Equipment
* optional
Ingredients
Raspberry Sauce
- 700 ml raspberries
- 50 g granulated sugar
- 5 ml lemon zest
Crust
- 225 g graham cracker crumbs
- 85 g unsalted butter, melted
- 13 g granulated sugar
- 1 g fine salt
Filling
- 450 g cream cheese, softened
- 150 g granulated sugar
- 5 ml lemon zest
- 15 ml lemon juice
- 5 ml vanilla extract
- 1 g fine salt
- 120 ml sour cream
- 240 ml heavy cream, cold
Nutrition (per serving)
Method
Combine raspberries, 50g sugar, and 5ml lemon zest in a medium saucepan.
Heat the mixture over medium heat, stirring occasionally, until it reaches a simmer.
Increase heat to medium-high and cook for 4 to 5 minutes until the sauce thickens and reduces.
Press the mixture through a fine-mesh sieve into a bowl to remove seeds, then discard the seeds.
Place the raspberry purée in the refrigerator to chill while you prepare the remaining components.

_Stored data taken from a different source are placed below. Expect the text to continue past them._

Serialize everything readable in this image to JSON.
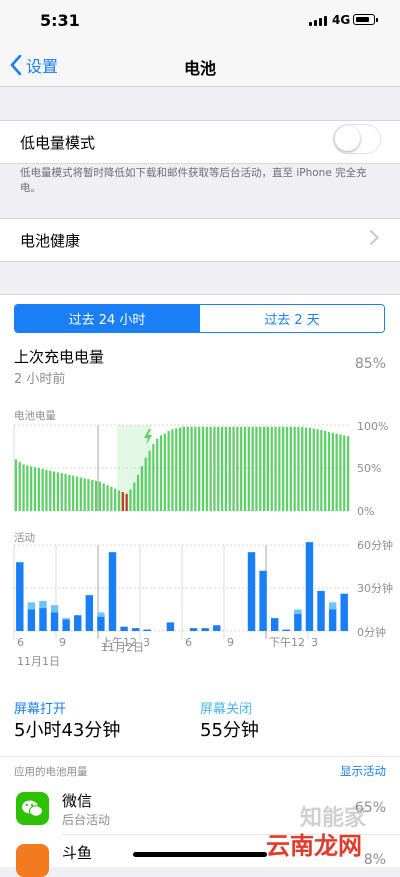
{
  "status": {
    "time": "5:31",
    "network": "4G"
  },
  "nav": {
    "back_label": "设置",
    "title": "电池"
  },
  "low_power": {
    "label": "低电量模式",
    "enabled": false,
    "note": "低电量模式将暂时降低如下载和邮件获取等后台活动，直至 iPhone 完全充电。"
  },
  "health": {
    "label": "电池健康"
  },
  "tabs": {
    "selected": "过去 24 小时",
    "other": "过去 2 天"
  },
  "last_charge": {
    "label": "上次充电电量",
    "ago": "2 小时前",
    "value": "85%"
  },
  "battery_chart": {
    "title": "电池电量",
    "y_labels": [
      "100%",
      "50%",
      "0%"
    ]
  },
  "activity_chart": {
    "title": "活动",
    "y_labels": [
      "60分钟",
      "30分钟",
      "0分钟"
    ],
    "x_labels": [
      "6",
      "9",
      "上午12",
      "3",
      "6",
      "9",
      "下午12",
      "3"
    ],
    "date_labels": [
      "11月1日",
      "11月2日"
    ]
  },
  "screen": {
    "on_label": "屏幕打开",
    "on_value": "5小时43分钟",
    "off_label": "屏幕关闭",
    "off_value": "55分钟"
  },
  "usage": {
    "header": "应用的电池用量",
    "show_activity": "显示活动",
    "apps": [
      {
        "name": "微信",
        "sub": "后台活动",
        "percent": "65%"
      },
      {
        "name": "斗鱼",
        "sub": "",
        "percent": "8%"
      }
    ]
  },
  "watermark": {
    "line1": "知能家",
    "line2": "云南龙网"
  },
  "colors": {
    "accent": "#1a7ef7",
    "battery_green": "#5fd068",
    "screen_on": "#1a7ef7",
    "screen_off": "#6cc6f5",
    "low_red": "#c0392b"
  },
  "chart_data": [
    {
      "type": "bar",
      "title": "电池电量",
      "ylim": [
        0,
        100
      ],
      "ylabel": "%",
      "x": [
        "6",
        "9",
        "上午12",
        "3",
        "6",
        "9",
        "下午12",
        "3"
      ],
      "values": [
        60,
        57,
        54,
        53,
        52,
        51,
        50,
        49,
        48,
        47,
        46,
        45,
        44,
        43,
        42,
        41,
        40,
        39,
        38,
        37,
        36,
        35,
        34,
        32,
        30,
        28,
        26,
        24,
        22,
        20,
        25,
        33,
        42,
        52,
        62,
        70,
        78,
        84,
        88,
        90,
        93,
        95,
        96,
        97,
        98,
        98,
        98,
        98,
        98,
        98,
        98,
        98,
        98,
        98,
        98,
        98,
        98,
        98,
        98,
        98,
        98,
        98,
        98,
        98,
        98,
        98,
        98,
        98,
        98,
        98,
        98,
        98,
        98,
        98,
        98,
        98,
        97,
        97,
        96,
        95,
        94,
        93,
        92,
        91,
        90,
        89,
        88,
        87
      ],
      "charging_range": [
        27,
        36
      ]
    },
    {
      "type": "bar",
      "title": "活动",
      "ylim": [
        0,
        60
      ],
      "ylabel": "分钟",
      "x": [
        "6",
        "9",
        "上午12",
        "3",
        "6",
        "9",
        "下午12",
        "3"
      ],
      "series": [
        {
          "name": "屏幕打开",
          "values": [
            48,
            15,
            16,
            13,
            8,
            11,
            25,
            10,
            55,
            3,
            2,
            1,
            0,
            6,
            0,
            2,
            2,
            4,
            0,
            0,
            55,
            42,
            9,
            1,
            12,
            62,
            28,
            15,
            26
          ]
        },
        {
          "name": "屏幕关闭",
          "values": [
            0,
            5,
            5,
            5,
            1,
            0,
            0,
            3,
            0,
            0,
            0,
            0,
            0,
            0,
            0,
            0,
            0,
            0,
            0,
            0,
            0,
            0,
            0,
            0,
            3,
            0,
            0,
            5,
            0
          ]
        }
      ]
    }
  ]
}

Mix the graham cracker crumbs, melted butter, 13g sugar, and a pinch of salt in a bowl until the crumbs are evenly moistened.
Press the crumb mixture firmly into the bottom and 4cm (1.5 inches) up the sides of a greased 23cm (9-inch) springform pan.
In a stand mixer with the paddle attachment, beat the softened cream cheese, 150g sugar, 5ml lemon zest, 15ml lemon juice, 5ml vanilla, and a pinch of salt on medium speed for 2 minutes.
Add the sour cream to the mixture and stir until just combined.
Switch to the whisk attachment and slowly pour in the cold heavy cream while the mixer runs on low speed.
Increase the mixer speed to high and whip the filling for approximately 5 minutes until it becomes very thick.
Pour the cream cheese filling into the prepared crust and level the surface with an offset spatula.
Dollop 60ml (1/4 cup) of the chilled raspberry purée onto the filling and use a skewer to swirl it into the cheesecake.
Refrigerate the cheesecake for at least 8 hours or overnight to set completely.
Run a thin knife around the edge of the pan to loosen the cheesecake before removing the springform ring.
Chef's Notes
- For a smoother raspberry purée, consider using frozen raspberries as they break down more easily. Ensure the purée is completely chilled before swirling to prevent it from bleeding too much into the cheesecake filling.
- When creaming the cream cheese and sugar, ensure the cream cheese is truly at room temperature (softened but not melted) to avoid lumps. This is crucial for a silky-smooth cheesecake texture.
- Don't over-whip the heavy cream. Stop whisking as soon as stiff peaks form; over-whipping can lead to a grainy texture or even butter separation.
- For a cleaner swirl, heat the skewer slightly before using it to create the patterns. This helps the raspberry purée move more easily through the chilled filling.
Storage
Refrigerator: 3 days — Keep covered to prevent the crust from absorbing fridge odors.
Freezer: 1 month — Wrap tightly in plastic wrap and foil.